I had been reading these MacArthur Foundation Series on Digital Media and Learning books online and enjoying them quite a bit before realizing just how badly I wanted to actually hold one of them while I read it. Not just because I can establish a more meaningful, in-depth dialogue with a text when its medium is a book with tangible weight and scent, but because I wanted something to covet as an object, to hold this nifty little collection of essays exploring so much of what had been kicking up all this dust in my own head the last few years.
Howard Reingold's essay, "Using Participatory Media and Public Voice to Encourage Civic Engagement," from which the above quote comes from, deftly explores some of the issues concerning youth, civic engagement and digital journalism/storytelling that I've been haphazardly exploring over the last few years. Namely I've been kicking around how we take these elements and make them part of our library programming. What would such programming look like? A series of workshops? What are our goals? Do we explore this first with a round-table of local teens? What do we discuss and are they even interested in the first place? I'm pretty confident they are. In fact, the hyperlocal journalism Reingold mentions is already happening in after school and community-based programs lucky to have, more often then not, foundational support.
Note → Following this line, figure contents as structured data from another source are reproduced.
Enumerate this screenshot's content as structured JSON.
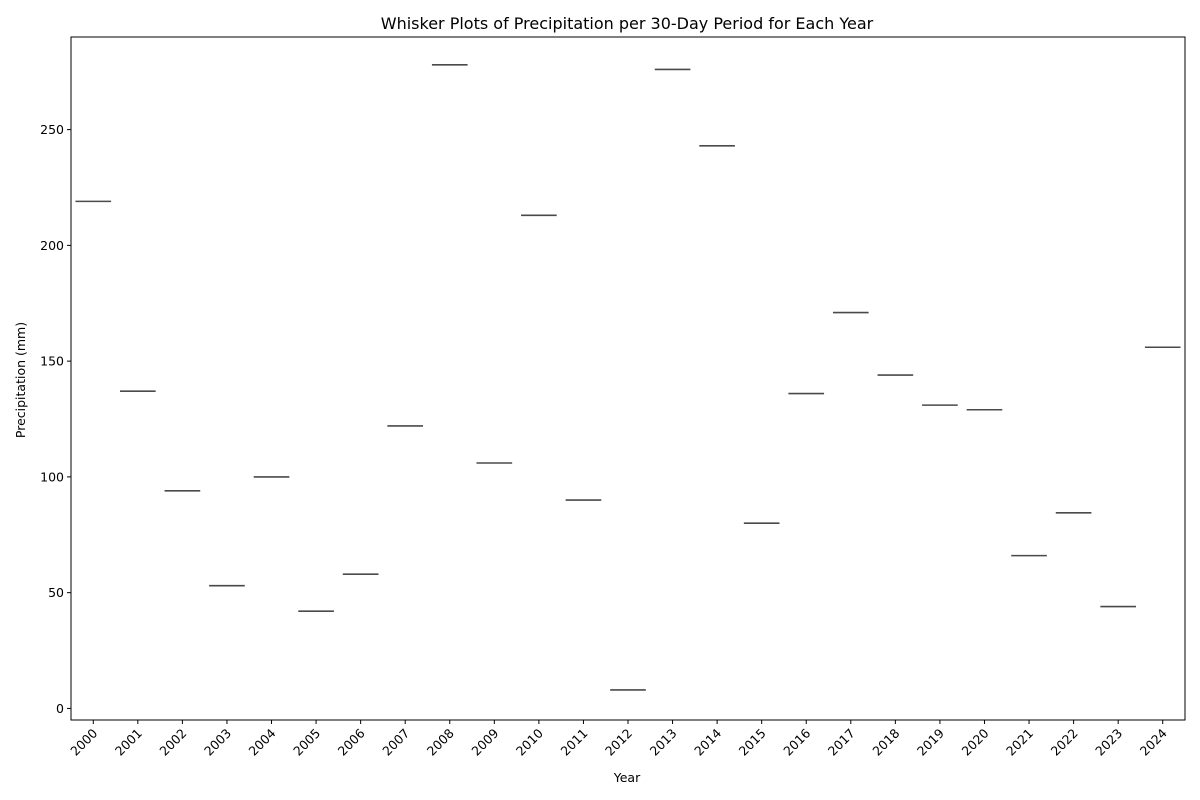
{
  "chart_data": {
    "type": "box",
    "title": "Whisker Plots of Precipitation per 30-Day Period for Each Year",
    "xlabel": "Year",
    "ylabel": "Precipitation (mm)",
    "ylim": [
      -5,
      290
    ],
    "yticks": [
      0,
      50,
      100,
      150,
      200,
      250
    ],
    "grid": false,
    "categories": [
      "2000",
      "2001",
      "2002",
      "2003",
      "2004",
      "2005",
      "2006",
      "2007",
      "2008",
      "2009",
      "2010",
      "2011",
      "2012",
      "2013",
      "2014",
      "2015",
      "2016",
      "2017",
      "2018",
      "2019",
      "2020",
      "2021",
      "2022",
      "2023",
      "2024"
    ],
    "values": [
      219,
      137,
      94,
      53,
      100,
      42,
      58,
      122,
      278,
      106,
      213,
      90,
      8,
      276,
      243,
      80,
      136,
      171,
      144,
      131,
      129,
      66,
      84.5,
      44,
      156
    ],
    "colors": {
      "median": "#4a4a4a",
      "axis": "#000000"
    }
  }
}
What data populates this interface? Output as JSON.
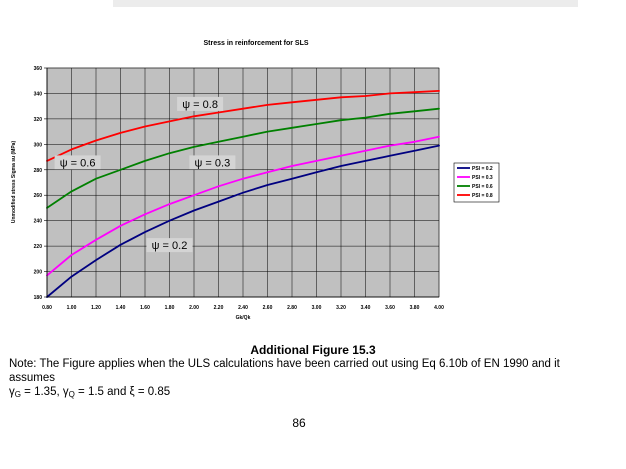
{
  "chart_data": {
    "type": "line",
    "title": "Stress in reinforcement for SLS",
    "xlabel": "Gk/Qk",
    "ylabel": "Unmodified stress Sigma su (MPa)",
    "xlim": [
      0.8,
      4.0
    ],
    "ylim": [
      180,
      360
    ],
    "x_ticks": [
      0.8,
      1.0,
      1.2,
      1.4,
      1.6,
      1.8,
      2.0,
      2.2,
      2.4,
      2.6,
      2.8,
      3.0,
      3.2,
      3.4,
      3.6,
      3.8,
      4.0
    ],
    "x_tick_labels": [
      "0.80",
      "1.00",
      "1.20",
      "1.40",
      "1.60",
      "1.80",
      "2.00",
      "2.20",
      "2.40",
      "2.60",
      "2.80",
      "3.00",
      "3.20",
      "3.40",
      "3.60",
      "3.80",
      "4.00"
    ],
    "y_ticks": [
      180,
      200,
      220,
      240,
      260,
      280,
      300,
      320,
      340,
      360
    ],
    "grid": true,
    "plot_background": "#c0c0c0",
    "legend_position": "right",
    "x": [
      0.8,
      1.0,
      1.2,
      1.4,
      1.6,
      1.8,
      2.0,
      2.2,
      2.4,
      2.6,
      2.8,
      3.0,
      3.2,
      3.4,
      3.6,
      3.8,
      4.0
    ],
    "series": [
      {
        "name": "PSI = 0.2",
        "color": "#000080",
        "values": [
          180,
          196,
          209,
          221,
          231,
          240,
          248,
          255,
          262,
          268,
          273,
          278,
          283,
          287,
          291,
          295,
          299
        ]
      },
      {
        "name": "PSI = 0.3",
        "color": "#ff00ff",
        "values": [
          197,
          213,
          225,
          236,
          245,
          253,
          260,
          267,
          273,
          278,
          283,
          287,
          291,
          295,
          299,
          302,
          306
        ]
      },
      {
        "name": "PSI = 0.6",
        "color": "#008000",
        "values": [
          250,
          263,
          273,
          280,
          287,
          293,
          298,
          302,
          306,
          310,
          313,
          316,
          319,
          321,
          324,
          326,
          328
        ]
      },
      {
        "name": "PSI = 0.8",
        "color": "#ff0000",
        "values": [
          287,
          296,
          303,
          309,
          314,
          318,
          322,
          325,
          328,
          331,
          333,
          335,
          337,
          338,
          340,
          341,
          342
        ]
      }
    ],
    "annotations": [
      {
        "text": "ψ = 0.8",
        "x": 2.05,
        "y": 331
      },
      {
        "text": "ψ = 0.6",
        "x": 1.05,
        "y": 285
      },
      {
        "text": "ψ = 0.3",
        "x": 2.15,
        "y": 285
      },
      {
        "text": "ψ = 0.2",
        "x": 1.8,
        "y": 220
      }
    ]
  },
  "figure": {
    "caption": "Additional Figure 15.3",
    "note_text": "Note: The Figure applies when the ULS calculations have been carried out using Eq 6.10b of EN 1990 and it assumes",
    "gamma_g_symbol": "γ",
    "gamma_g_sub": "G",
    "gamma_g_value": " = 1.35, ",
    "gamma_q_symbol": "γ",
    "gamma_q_sub": "Q",
    "gamma_q_value": " = 1.5 and  ",
    "xi_text": "ξ = 0.85",
    "page_number": "86"
  }
}
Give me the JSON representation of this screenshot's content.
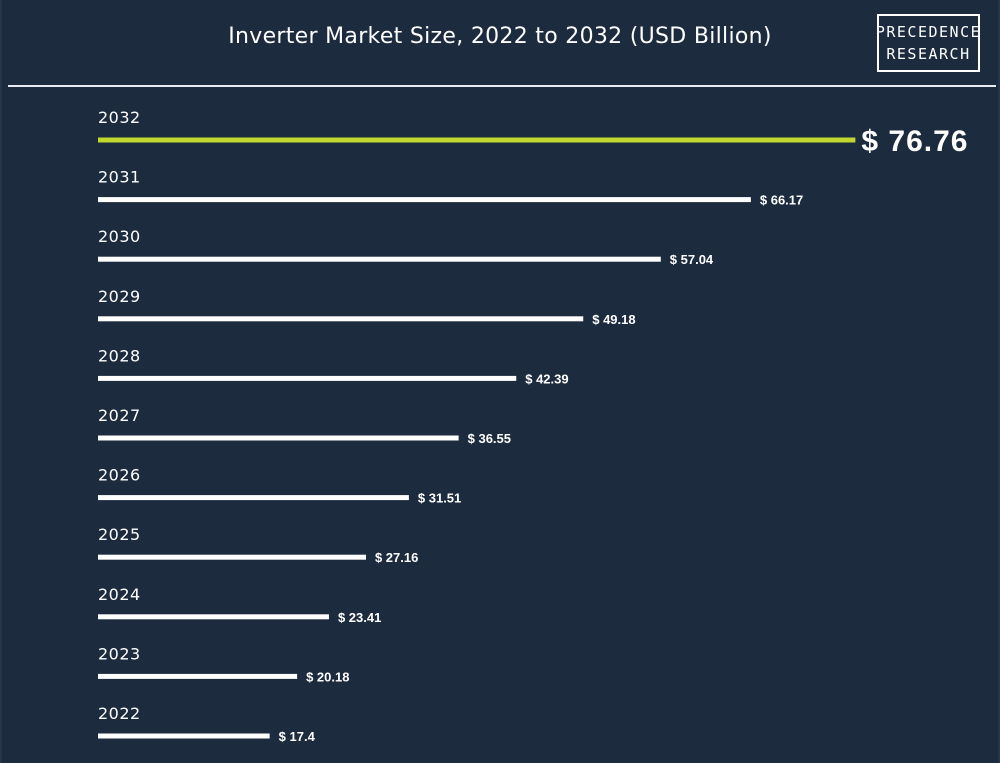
{
  "chart_data": {
    "type": "bar",
    "orientation": "horizontal",
    "title": "Inverter Market Size, 2022 to 2032 (USD Billion)",
    "categories": [
      "2032",
      "2031",
      "2030",
      "2029",
      "2028",
      "2027",
      "2026",
      "2025",
      "2024",
      "2023",
      "2022"
    ],
    "values": [
      76.76,
      66.17,
      57.04,
      49.18,
      42.39,
      36.55,
      31.51,
      27.16,
      23.41,
      20.18,
      17.4
    ],
    "value_labels": [
      "$ 76.76",
      "$ 66.17",
      "$ 57.04",
      "$ 49.18",
      "$ 42.39",
      "$ 36.55",
      "$ 31.51",
      "$ 27.16",
      "$ 23.41",
      "$ 20.18",
      "$ 17.4"
    ],
    "highlight_category": "2032",
    "xlim": [
      0,
      82.5
    ],
    "grid": false,
    "legend": "none",
    "xlabel": "",
    "ylabel": ""
  },
  "brand": {
    "line1": "PRECEDENCE",
    "line2": "RESEARCH"
  },
  "colors": {
    "background": "#1d2b3e",
    "bar": "#ffffff",
    "highlight": "#c3d82e",
    "text": "#ffffff"
  }
}
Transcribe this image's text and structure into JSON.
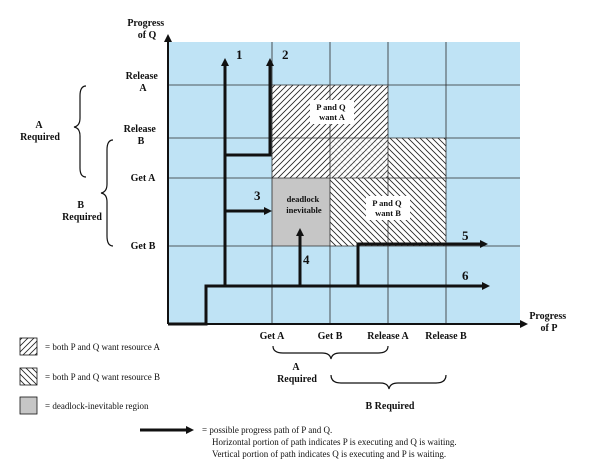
{
  "axes": {
    "y_title_line1": "Progress",
    "y_title_line2": "of Q",
    "x_title_line1": "Progress",
    "x_title_line2": "of P",
    "y_ticks": [
      {
        "line1": "Release",
        "line2": "A"
      },
      {
        "line1": "Release",
        "line2": "B"
      },
      {
        "line1": "Get A",
        "line2": ""
      },
      {
        "line1": "Get B",
        "line2": ""
      }
    ],
    "x_ticks": [
      "Get A",
      "Get B",
      "Release A",
      "Release B"
    ]
  },
  "brackets": {
    "a_required_line1": "A",
    "a_required_line2": "Required",
    "b_required_line1": "B",
    "b_required_line2": "Required",
    "x_a_required_line1": "A",
    "x_a_required_line2": "Required",
    "x_b_required": "B Required"
  },
  "regions": {
    "q_wants_a_line1": "P and Q",
    "q_wants_a_line2": "want A",
    "deadlock_line1": "deadlock",
    "deadlock_line2": "inevitable",
    "q_wants_b_line1": "P and Q",
    "q_wants_b_line2": "want B"
  },
  "paths": [
    "1",
    "2",
    "3",
    "4",
    "5",
    "6"
  ],
  "legend": {
    "want_a": "= both P and Q want resource A",
    "want_b": "= both P and Q want resource B",
    "deadlock": "= deadlock-inevitable region",
    "path_line1": "= possible progress path of P and Q.",
    "path_line2": "Horizontal portion of path indicates P is executing and Q is waiting.",
    "path_line3": "Vertical portion of path indicates Q is executing and P is waiting."
  },
  "colors": {
    "background": "#bfe3f5",
    "grid": "#2a2a2a",
    "deadlock": "#c6c6c6",
    "path": "#111111"
  }
}
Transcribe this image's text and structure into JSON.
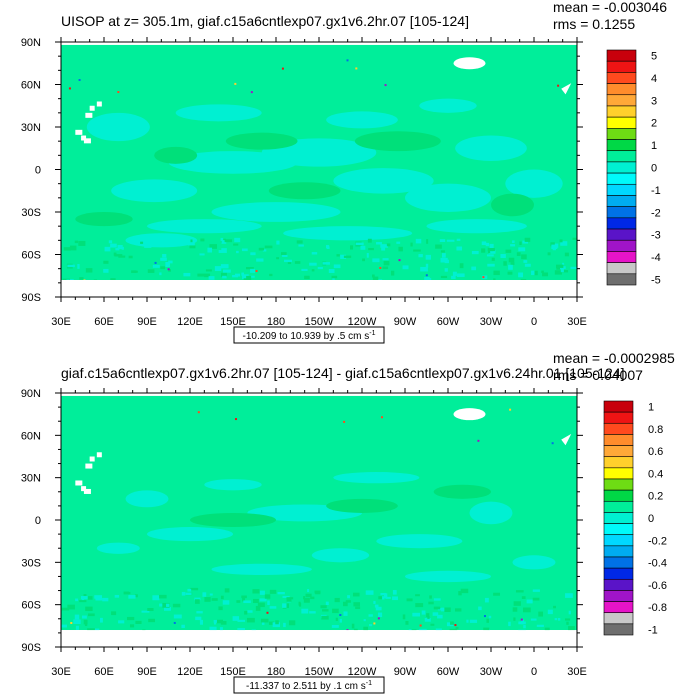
{
  "colors": {
    "ocean_small": "#00ee9a",
    "ocean_pos": "#00e07a",
    "ocean_neg": "#00f0d2",
    "land_mask": "#ffffff"
  },
  "chart_data": [
    {
      "type": "heatmap",
      "title": "UISOP at z= 305.1m, giaf.c15a6cntlexp07.gx1v6.2hr.07 [105-124]",
      "stats": {
        "mean_label": "mean = -0.003046",
        "rms_label": "rms = 0.1255"
      },
      "x_ticks": [
        "30E",
        "60E",
        "90E",
        "120E",
        "150E",
        "180",
        "150W",
        "120W",
        "90W",
        "60W",
        "30W",
        "0",
        "30E"
      ],
      "y_ticks": [
        "90N",
        "60N",
        "30N",
        "0",
        "30S",
        "60S",
        "90S"
      ],
      "xlim": [
        30,
        390
      ],
      "ylim": [
        -90,
        90
      ],
      "range_note": "-10.209 to 10.939 by .5 cm s",
      "range_unit_exp": "-1",
      "colorbar": {
        "labels": [
          "5",
          "4",
          "3",
          "2",
          "1",
          "0",
          "-1",
          "-2",
          "-3",
          "-4",
          "-5"
        ],
        "colors": [
          "#c8000c",
          "#ee1414",
          "#ff4a1e",
          "#ff8c2c",
          "#ffa838",
          "#ffd02c",
          "#ffff00",
          "#6edc14",
          "#00d846",
          "#00ee9a",
          "#00f0d2",
          "#00fafa",
          "#00d8ff",
          "#00acf0",
          "#0072e6",
          "#0028e6",
          "#5a14c8",
          "#a014c8",
          "#e614c8",
          "#c8c8c8",
          "#6e6e6e"
        ]
      }
    },
    {
      "type": "heatmap",
      "title": "giaf.c15a6cntlexp07.gx1v6.2hr.07 [105-124] - giaf.c15a6cntlexp07.gx1v6.24hr.01 [105-124]",
      "stats": {
        "mean_label": "mean = -0.0002985",
        "rms_label": "rms = 0.04007"
      },
      "x_ticks": [
        "30E",
        "60E",
        "90E",
        "120E",
        "150E",
        "180",
        "150W",
        "120W",
        "90W",
        "60W",
        "30W",
        "0",
        "30E"
      ],
      "y_ticks": [
        "90N",
        "60N",
        "30N",
        "0",
        "30S",
        "60S",
        "90S"
      ],
      "xlim": [
        30,
        390
      ],
      "ylim": [
        -90,
        90
      ],
      "range_note": "-11.337 to 2.511 by .1 cm s",
      "range_unit_exp": "-1",
      "colorbar": {
        "labels": [
          "1",
          "0.8",
          "0.6",
          "0.4",
          "0.2",
          "0",
          "-0.2",
          "-0.4",
          "-0.6",
          "-0.8",
          "-1"
        ],
        "colors": [
          "#c8000c",
          "#ee1414",
          "#ff4a1e",
          "#ff8c2c",
          "#ffa838",
          "#ffd02c",
          "#ffff00",
          "#6edc14",
          "#00d846",
          "#00ee9a",
          "#00f0d2",
          "#00fafa",
          "#00d8ff",
          "#00acf0",
          "#0072e6",
          "#0028e6",
          "#5a14c8",
          "#a014c8",
          "#e614c8",
          "#c8c8c8",
          "#6e6e6e"
        ]
      }
    }
  ]
}
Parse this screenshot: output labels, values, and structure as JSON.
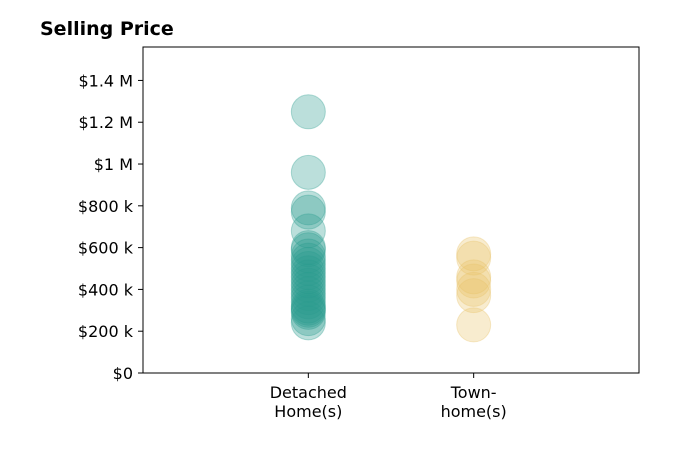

Public Libraries aren't looking to stir the pot of community controversy (their very existence is often controversy enough), but I do think they have a vital role to play in offering their patrons with the tools necessary to tell their stories (even controversial ones) and, ideally, engage their communities. Because after all, once the story has been crafted, it needs to find its audience. Which is why I've also been kicking around so much dust thinking about DIY marketing and distribution models.